The head of Germany's labor agency has said the country will face a massive shortage of qualified workers in the coming years, predicting that some 2 million of them will have to be acquired from abroad.
Weise says Germany faces a shortage of skilled workers
Frank Jürgen Weise, the head of Germany's Federal Labor Agency, told the daily Die Welt in an interview published on Saturday, May 14, that the country needs around 2 million foreign qualified workers to avoid an impending skilled worker shortage.
"Without the help of targeted immigration, we won't be able to solve this problem," Weise was quoted as saying.
The labor expert said that by 2025 Germany would be facing a shortage of some 7 million skilled workers throughout all industries and that some fields and regions were already reporting deficits.
"We will only be able to cover half of these needs through the mobilization of skilled workers within Germany," adding that a worst-case scenario would see German companies leave the country to find qualified workers elsewhere.

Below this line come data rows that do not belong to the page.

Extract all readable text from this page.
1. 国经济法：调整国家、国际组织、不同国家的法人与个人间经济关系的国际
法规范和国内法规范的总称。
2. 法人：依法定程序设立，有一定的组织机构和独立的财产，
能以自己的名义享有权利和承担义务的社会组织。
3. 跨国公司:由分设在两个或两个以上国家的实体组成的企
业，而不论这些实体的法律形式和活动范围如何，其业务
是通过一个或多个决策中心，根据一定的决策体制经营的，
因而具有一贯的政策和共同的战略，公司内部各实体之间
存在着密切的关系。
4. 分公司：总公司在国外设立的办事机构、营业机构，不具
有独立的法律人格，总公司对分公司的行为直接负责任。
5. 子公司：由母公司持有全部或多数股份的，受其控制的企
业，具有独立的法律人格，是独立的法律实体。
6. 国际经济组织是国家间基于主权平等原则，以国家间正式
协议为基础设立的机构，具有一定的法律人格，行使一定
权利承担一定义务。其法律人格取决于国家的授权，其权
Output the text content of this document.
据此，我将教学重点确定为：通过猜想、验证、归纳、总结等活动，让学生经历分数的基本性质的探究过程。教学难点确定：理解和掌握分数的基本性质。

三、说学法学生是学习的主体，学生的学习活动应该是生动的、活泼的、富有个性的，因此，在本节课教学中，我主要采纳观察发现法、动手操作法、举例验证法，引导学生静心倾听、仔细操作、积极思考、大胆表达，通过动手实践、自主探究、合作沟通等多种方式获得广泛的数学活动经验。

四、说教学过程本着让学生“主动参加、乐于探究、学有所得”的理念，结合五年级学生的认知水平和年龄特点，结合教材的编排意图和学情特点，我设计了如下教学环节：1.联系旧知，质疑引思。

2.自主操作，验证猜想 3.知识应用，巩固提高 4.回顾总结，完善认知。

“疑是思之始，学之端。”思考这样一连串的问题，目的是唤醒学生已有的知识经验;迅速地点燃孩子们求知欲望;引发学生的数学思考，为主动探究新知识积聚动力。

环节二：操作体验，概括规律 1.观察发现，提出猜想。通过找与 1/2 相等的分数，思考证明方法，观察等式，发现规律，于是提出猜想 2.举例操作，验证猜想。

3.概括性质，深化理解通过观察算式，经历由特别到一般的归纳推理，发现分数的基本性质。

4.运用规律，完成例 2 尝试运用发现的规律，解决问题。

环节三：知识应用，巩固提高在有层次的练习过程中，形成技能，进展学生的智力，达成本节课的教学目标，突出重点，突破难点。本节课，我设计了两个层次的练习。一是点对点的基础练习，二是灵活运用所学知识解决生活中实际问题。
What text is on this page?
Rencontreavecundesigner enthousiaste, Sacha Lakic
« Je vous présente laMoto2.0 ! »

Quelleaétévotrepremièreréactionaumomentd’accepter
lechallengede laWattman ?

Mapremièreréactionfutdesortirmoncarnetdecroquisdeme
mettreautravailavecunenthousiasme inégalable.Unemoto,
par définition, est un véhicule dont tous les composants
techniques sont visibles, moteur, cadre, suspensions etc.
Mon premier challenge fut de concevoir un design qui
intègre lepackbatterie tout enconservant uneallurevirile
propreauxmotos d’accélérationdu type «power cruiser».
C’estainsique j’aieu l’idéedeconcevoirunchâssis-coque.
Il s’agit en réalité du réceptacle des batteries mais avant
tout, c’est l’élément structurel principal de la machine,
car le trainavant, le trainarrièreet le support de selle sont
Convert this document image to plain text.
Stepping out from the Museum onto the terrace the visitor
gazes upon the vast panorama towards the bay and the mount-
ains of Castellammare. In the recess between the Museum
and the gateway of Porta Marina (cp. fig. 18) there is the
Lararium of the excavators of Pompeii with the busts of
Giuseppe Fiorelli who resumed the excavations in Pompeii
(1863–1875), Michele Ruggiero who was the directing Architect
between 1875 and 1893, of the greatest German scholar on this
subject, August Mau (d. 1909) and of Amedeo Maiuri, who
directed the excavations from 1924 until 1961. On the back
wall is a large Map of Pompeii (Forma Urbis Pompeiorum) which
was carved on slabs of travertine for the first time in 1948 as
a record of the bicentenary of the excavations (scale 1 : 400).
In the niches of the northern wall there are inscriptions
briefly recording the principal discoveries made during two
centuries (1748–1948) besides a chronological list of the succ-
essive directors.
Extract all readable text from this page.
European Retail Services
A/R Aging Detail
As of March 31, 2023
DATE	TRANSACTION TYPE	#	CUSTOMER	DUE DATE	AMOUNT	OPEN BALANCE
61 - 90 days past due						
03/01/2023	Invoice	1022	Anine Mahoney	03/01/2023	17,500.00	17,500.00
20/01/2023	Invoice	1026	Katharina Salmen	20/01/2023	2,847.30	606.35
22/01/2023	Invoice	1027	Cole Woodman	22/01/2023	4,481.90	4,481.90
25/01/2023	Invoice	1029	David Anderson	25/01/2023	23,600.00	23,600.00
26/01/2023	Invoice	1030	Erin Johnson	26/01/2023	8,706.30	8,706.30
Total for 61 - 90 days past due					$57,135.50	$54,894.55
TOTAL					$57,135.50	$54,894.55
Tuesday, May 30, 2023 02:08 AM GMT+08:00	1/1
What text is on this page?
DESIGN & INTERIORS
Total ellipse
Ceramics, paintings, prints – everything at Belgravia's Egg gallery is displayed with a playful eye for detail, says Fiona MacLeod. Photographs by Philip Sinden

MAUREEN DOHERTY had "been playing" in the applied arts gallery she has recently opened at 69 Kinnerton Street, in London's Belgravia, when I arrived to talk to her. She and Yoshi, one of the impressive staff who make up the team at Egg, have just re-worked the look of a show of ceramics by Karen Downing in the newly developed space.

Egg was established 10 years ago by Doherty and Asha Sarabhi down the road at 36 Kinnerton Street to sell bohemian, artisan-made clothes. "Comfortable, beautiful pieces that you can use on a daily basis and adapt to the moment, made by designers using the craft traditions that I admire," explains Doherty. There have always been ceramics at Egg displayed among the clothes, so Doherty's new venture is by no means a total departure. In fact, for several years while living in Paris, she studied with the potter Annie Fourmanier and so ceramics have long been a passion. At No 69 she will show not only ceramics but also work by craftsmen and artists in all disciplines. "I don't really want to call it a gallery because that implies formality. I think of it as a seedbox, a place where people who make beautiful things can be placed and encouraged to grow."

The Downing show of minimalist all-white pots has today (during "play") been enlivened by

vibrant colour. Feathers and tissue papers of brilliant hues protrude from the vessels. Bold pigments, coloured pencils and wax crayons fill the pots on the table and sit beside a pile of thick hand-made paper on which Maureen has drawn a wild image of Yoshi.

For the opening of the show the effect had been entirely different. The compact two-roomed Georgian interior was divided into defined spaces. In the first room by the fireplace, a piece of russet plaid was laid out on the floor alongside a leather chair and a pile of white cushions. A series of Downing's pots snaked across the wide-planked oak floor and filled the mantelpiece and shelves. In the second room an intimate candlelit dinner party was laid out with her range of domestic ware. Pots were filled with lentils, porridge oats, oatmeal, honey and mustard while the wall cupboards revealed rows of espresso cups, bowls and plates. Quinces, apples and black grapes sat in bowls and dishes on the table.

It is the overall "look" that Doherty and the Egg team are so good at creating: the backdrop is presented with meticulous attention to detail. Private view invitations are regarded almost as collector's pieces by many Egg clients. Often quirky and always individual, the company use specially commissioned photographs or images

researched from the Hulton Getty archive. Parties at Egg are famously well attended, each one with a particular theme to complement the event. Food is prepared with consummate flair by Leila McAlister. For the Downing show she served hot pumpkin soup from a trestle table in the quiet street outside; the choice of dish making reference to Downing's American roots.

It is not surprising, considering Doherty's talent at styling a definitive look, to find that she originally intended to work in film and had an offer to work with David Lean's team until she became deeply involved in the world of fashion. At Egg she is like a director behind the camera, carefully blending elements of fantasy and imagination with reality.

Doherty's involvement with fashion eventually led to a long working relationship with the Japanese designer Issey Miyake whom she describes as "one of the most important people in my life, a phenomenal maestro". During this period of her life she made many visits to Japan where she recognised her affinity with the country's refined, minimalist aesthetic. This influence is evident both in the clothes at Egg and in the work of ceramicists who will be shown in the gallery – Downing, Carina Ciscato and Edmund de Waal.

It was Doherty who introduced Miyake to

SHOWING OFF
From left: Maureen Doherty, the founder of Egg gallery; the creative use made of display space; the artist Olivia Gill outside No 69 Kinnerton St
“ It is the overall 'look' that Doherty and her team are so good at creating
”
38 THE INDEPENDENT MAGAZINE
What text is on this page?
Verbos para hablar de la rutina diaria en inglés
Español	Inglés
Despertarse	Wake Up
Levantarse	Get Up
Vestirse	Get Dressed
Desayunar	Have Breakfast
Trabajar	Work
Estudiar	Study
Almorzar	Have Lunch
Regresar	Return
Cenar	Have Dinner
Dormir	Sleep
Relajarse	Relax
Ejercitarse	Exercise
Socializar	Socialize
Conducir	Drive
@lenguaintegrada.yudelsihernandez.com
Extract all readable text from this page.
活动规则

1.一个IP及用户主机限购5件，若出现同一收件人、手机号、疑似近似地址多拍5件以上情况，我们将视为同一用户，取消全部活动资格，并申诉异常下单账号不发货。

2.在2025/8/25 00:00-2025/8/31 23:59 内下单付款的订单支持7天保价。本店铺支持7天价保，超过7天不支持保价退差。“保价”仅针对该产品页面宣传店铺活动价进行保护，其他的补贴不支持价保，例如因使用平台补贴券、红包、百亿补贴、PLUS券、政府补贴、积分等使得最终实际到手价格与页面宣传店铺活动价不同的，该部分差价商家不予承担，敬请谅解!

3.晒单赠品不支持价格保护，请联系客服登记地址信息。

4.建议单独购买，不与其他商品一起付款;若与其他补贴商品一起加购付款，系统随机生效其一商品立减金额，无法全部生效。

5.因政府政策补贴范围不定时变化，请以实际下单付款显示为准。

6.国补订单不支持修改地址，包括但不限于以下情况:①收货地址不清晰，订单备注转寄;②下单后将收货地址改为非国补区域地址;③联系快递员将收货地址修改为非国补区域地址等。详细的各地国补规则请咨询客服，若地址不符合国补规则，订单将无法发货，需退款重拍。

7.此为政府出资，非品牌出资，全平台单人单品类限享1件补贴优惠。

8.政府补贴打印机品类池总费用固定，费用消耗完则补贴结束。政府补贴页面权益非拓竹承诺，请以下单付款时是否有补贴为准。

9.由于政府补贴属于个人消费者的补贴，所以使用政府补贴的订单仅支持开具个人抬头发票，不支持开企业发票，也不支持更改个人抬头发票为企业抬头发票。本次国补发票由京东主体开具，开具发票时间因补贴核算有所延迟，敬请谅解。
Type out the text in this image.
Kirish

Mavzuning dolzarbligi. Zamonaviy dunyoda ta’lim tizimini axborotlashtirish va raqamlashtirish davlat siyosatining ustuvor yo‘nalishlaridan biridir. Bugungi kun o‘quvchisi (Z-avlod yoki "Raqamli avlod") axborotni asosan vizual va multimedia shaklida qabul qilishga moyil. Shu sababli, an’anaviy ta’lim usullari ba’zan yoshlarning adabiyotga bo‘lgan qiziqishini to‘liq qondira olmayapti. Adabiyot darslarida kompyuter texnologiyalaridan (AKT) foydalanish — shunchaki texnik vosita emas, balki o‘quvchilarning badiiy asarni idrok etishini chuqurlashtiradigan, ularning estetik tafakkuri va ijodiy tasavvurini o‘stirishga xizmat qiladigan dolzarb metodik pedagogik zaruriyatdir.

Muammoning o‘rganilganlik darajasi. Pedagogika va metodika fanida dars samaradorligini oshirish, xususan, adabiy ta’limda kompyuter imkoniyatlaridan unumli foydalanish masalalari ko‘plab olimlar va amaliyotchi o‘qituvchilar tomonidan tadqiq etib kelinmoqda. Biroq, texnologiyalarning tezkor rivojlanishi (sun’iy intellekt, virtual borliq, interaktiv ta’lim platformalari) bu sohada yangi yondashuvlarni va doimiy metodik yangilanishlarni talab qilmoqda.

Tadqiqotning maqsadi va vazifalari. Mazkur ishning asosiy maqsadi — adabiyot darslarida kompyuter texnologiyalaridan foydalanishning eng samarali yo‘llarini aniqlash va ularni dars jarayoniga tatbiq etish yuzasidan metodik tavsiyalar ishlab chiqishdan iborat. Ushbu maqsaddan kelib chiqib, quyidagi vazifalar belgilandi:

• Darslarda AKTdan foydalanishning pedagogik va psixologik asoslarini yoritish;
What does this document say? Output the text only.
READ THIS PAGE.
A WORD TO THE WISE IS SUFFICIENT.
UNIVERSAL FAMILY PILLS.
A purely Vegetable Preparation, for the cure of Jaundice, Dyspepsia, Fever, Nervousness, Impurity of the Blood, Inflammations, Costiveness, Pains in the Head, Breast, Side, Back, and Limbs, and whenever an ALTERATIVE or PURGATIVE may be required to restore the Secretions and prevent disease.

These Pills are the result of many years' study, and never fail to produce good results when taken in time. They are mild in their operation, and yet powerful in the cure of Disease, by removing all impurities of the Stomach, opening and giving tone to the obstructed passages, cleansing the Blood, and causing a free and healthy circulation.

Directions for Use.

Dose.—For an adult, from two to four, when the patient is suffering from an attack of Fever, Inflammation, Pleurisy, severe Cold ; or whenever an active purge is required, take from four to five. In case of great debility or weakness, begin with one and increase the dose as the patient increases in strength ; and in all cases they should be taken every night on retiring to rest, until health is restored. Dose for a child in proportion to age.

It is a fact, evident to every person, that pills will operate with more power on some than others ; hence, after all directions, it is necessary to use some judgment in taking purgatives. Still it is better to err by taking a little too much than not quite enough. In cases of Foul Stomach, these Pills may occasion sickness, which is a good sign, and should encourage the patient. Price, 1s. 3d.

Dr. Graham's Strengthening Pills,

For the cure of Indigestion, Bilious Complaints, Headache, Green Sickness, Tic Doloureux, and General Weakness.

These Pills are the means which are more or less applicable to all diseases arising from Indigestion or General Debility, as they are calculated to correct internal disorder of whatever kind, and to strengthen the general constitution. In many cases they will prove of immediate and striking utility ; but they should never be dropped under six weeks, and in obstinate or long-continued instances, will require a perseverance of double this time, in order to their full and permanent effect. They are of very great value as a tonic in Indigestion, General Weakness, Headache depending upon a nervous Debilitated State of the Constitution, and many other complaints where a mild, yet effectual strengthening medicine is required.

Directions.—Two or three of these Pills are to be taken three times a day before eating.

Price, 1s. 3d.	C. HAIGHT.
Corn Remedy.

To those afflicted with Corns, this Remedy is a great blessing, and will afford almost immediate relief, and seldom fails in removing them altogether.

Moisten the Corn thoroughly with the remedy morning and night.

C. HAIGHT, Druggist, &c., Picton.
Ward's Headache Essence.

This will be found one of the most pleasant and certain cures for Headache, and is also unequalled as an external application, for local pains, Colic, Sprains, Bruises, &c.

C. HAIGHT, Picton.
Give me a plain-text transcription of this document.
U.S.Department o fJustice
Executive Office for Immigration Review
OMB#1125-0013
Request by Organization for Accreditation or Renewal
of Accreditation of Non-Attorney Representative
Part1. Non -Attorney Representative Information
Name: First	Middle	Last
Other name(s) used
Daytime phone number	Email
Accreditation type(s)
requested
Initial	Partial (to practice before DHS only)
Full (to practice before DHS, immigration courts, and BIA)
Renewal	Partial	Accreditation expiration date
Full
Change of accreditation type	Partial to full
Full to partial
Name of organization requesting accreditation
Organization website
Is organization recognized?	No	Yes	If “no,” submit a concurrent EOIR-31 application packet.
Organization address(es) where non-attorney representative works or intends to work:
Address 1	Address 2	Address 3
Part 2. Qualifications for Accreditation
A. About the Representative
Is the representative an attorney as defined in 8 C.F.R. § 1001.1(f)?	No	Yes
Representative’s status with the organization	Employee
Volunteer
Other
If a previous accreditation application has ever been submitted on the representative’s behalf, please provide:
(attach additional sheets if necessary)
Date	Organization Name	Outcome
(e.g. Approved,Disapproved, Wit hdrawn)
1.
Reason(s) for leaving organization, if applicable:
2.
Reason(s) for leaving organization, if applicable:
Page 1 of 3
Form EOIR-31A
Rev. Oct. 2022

"We need foreign workers so that our economy can continue to grow," Weise said after it was announced on Thursday that German economic output was far higher than expected in the first quarter of this year.
Recognition of credentials
Some 500,000 engineers are already lacking in Germany
The agency's projection follows a push by the German government to facilitate the process of authorizing foreign workers' credentials in the country.
Chancellor Angela Merkel's cabinet approved legislation in March to recognize foreign academic qualifications, making it easier for non-EU professionals to find employment in Germany.
"We're competing worldwide for the best brains," said Education Minister Annette Schavan in reference to the country's shortage of high-skilled workers.
At present, the Chamber of Industry and Commerce DIHK estimates that Germany has a shortage of around 500,000 engineers and master craftsmen.
The physicians' association Marburger Bund said Germany currently lacks 12,000 doctors at hospitals and 3,000 general practitioners.